Nesse 16 de junho, o Estado de S. Paulo publicou coluna questionando a indicação de Cristiano Zanin ao STF pelo presidente Luiz Inácio Lula da Silva. Com o título “‘Identitarismo’ e republicanismo no STF”, assinado por Renata Nagamine, o veículo burguês utiliza o que chama de republicanismo para atacar a indicação de “mais um homem branco” à corte, e busca contrapor os que rebatem esse argumento acusando-o de identitário, ao afirmar não se tratar disso a questão. Indo além, acusa Lula de indicar Zanin por “serviços prestados”, já que o advogado atuou na defesa do petista. Os argumentos apresentados na publicação são comuns a uma parcela da esquerda, e os primeiros já se demonstram:
“[…] críticos da indicação no campo progressista se posicionam contrariamente à indicação por serem favoráveis a que a vaga seja ocupada por mulheres e pessoas negras. É o republicanismo, no entanto, que torna a demanda pela pluralização da composição do tribunal uma questão de justiça.”
Uma política de mera aparência, no quesito da indicação baseada em gênero e etnia, o órgão da imprensa golpista fala sobre o tal republicanismo, que define logo a seguir: “[…] podemos entender por republicanismo um conjunto de elaborações orientadas a assegurar a soberania popular e o primado do público” (grifo nosso).
De fato o primeiro argumento, a coisa já não se sustenta daqui. O Estadão é um jornal burguês, apoiou o golpe militar de 1964, o golpe de 2016, e a prisão de Lula que culminou na farsa eleitoral de 2018, quando o candidato mais popular da eleição foi proibido de participar do pleito, numa demonstração da continuidade de sua política absolutamente anti-povo. Nesse sentido, no quesito de posição, a coisa já se contradiz, mas sigamos na definição do tal republicanismo.
“Um instrumento para isso é o direito, um direito a que todos consentem e pelo qual todos estão vinculados. Pensadores do republicanismo entendem que esse arranjo torna público o exercício do poder e constrange quem o exerce a não o exercer em benefício próprio.”

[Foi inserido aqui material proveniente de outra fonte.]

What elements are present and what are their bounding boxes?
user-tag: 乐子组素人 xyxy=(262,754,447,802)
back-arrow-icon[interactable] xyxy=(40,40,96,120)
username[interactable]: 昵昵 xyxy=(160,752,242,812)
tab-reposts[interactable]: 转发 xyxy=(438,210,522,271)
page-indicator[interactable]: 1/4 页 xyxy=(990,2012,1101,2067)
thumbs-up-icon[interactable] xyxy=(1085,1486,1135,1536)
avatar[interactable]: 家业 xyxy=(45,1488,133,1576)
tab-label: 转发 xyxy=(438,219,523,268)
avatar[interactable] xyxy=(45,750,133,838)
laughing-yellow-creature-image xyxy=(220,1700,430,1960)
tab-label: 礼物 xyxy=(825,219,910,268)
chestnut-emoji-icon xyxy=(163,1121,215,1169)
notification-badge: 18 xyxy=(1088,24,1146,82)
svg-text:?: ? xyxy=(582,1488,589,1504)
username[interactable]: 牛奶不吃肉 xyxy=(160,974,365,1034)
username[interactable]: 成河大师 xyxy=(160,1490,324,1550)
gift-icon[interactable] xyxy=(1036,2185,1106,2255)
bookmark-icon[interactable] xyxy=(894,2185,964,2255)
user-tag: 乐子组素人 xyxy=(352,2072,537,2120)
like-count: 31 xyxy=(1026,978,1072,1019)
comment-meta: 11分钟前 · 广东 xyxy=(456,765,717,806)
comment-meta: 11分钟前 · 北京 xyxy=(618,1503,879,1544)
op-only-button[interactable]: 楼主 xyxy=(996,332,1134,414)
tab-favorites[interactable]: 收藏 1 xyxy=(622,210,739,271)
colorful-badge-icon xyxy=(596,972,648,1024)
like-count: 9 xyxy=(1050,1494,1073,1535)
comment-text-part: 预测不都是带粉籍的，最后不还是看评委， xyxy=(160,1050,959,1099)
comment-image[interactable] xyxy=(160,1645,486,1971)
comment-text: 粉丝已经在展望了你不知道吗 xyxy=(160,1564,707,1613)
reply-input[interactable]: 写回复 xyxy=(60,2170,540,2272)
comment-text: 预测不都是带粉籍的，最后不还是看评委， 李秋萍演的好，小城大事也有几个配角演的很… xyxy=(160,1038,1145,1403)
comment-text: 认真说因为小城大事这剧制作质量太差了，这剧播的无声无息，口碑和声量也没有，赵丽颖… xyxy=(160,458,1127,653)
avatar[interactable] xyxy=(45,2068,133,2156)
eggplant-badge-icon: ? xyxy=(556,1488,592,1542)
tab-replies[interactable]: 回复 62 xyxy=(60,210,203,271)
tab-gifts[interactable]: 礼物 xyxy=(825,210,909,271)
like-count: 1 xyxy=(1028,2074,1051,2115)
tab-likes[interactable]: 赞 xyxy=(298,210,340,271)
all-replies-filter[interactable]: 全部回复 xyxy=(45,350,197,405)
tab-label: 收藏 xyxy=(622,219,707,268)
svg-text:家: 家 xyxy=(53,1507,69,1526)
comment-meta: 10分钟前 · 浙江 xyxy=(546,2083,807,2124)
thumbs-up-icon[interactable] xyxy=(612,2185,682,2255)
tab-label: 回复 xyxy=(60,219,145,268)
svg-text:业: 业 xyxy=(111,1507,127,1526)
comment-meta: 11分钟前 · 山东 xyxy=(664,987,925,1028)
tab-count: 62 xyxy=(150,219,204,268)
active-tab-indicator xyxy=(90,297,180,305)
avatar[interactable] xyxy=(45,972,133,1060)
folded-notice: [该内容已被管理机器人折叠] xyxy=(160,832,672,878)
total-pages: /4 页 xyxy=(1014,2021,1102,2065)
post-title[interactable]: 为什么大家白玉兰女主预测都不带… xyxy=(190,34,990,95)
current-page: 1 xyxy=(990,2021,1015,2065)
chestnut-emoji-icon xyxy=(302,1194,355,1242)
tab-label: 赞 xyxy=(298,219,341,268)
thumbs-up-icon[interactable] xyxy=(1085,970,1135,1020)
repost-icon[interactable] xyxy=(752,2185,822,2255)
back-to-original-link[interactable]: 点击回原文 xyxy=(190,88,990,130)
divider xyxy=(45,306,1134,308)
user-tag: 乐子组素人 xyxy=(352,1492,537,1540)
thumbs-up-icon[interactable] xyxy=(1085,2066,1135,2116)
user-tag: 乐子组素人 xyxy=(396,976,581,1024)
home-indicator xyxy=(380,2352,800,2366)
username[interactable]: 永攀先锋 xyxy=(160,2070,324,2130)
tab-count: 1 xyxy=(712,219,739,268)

“Republicanismo” aqui é só o que está de acordo com os interesses do Estadão, ou seja, da burguesia. Na verdade, a própria existência do STF fere qualquer sentido de democracia e republicanismo, mesmo falando aqui do que a burguesia entende por esses conceitos. O STF é a indicação por si só anti-democrática – e “‘anti-republicana” – de um pessoa que não foi eleita por uma única pessoa. Mas se é assim, deveríamos aceitar a ideia de que só Lula não poderia indicar alguém de sua confiança? Sim, o problema aqui é Lula, não é a defesa do republicanismo. Nem dá para falar em republicanismo sem falar em extinção do STF.
Mas se não basta o cinismo “republicano” do Estadão, a coluna lança mão do identitarismo.
“Qualificar de ‘identitária’ a demanda é ignorar a super-representação de uma identidade de gênero e racial na atual composição. Também é, em algum grau, supor que os entendimentos que mulheres, negros e indígenas ocasionalmente apresentem como ministros do STF serão determinados por seu gênero, raça e etnia, respectivamente. É supor, em suma, que seus entendimentos sobre questões de interesse comum serão informados por um único aspecto de sua condição.
Penso que seria bom para todos ter no STF brasileiros que se constituíram em relação ao mundo e construíram o mundo para si desde posições diferentes em matéria de gênero, raça e etnia” E continua: “Dar a não homens e não brancos lugar a uma mesa é uma forma de qualificar o debate dentro do tribunal e a sua comunicação com a sociedade.”
Chega a ser comovente que o Estadão dê espaço para preocupações tão nobres. Ele se preocupa tanto com o bem-estar do povo que quer que Lula nomeie um não homem ou não branco para o STF. Talvez um não branco como Joaquim Barbosa, que deu o golpe do mensalão, ou não homem como Rosa Weber, que votou a favor de sua prisão.
A coluna publicada pelo Estadão, jornal mais representativo dos capitalistas brasileiros, revela completamente a farsa das supostas preocupações identitárias e coloca a nu o cinismo da burguesia e da direita.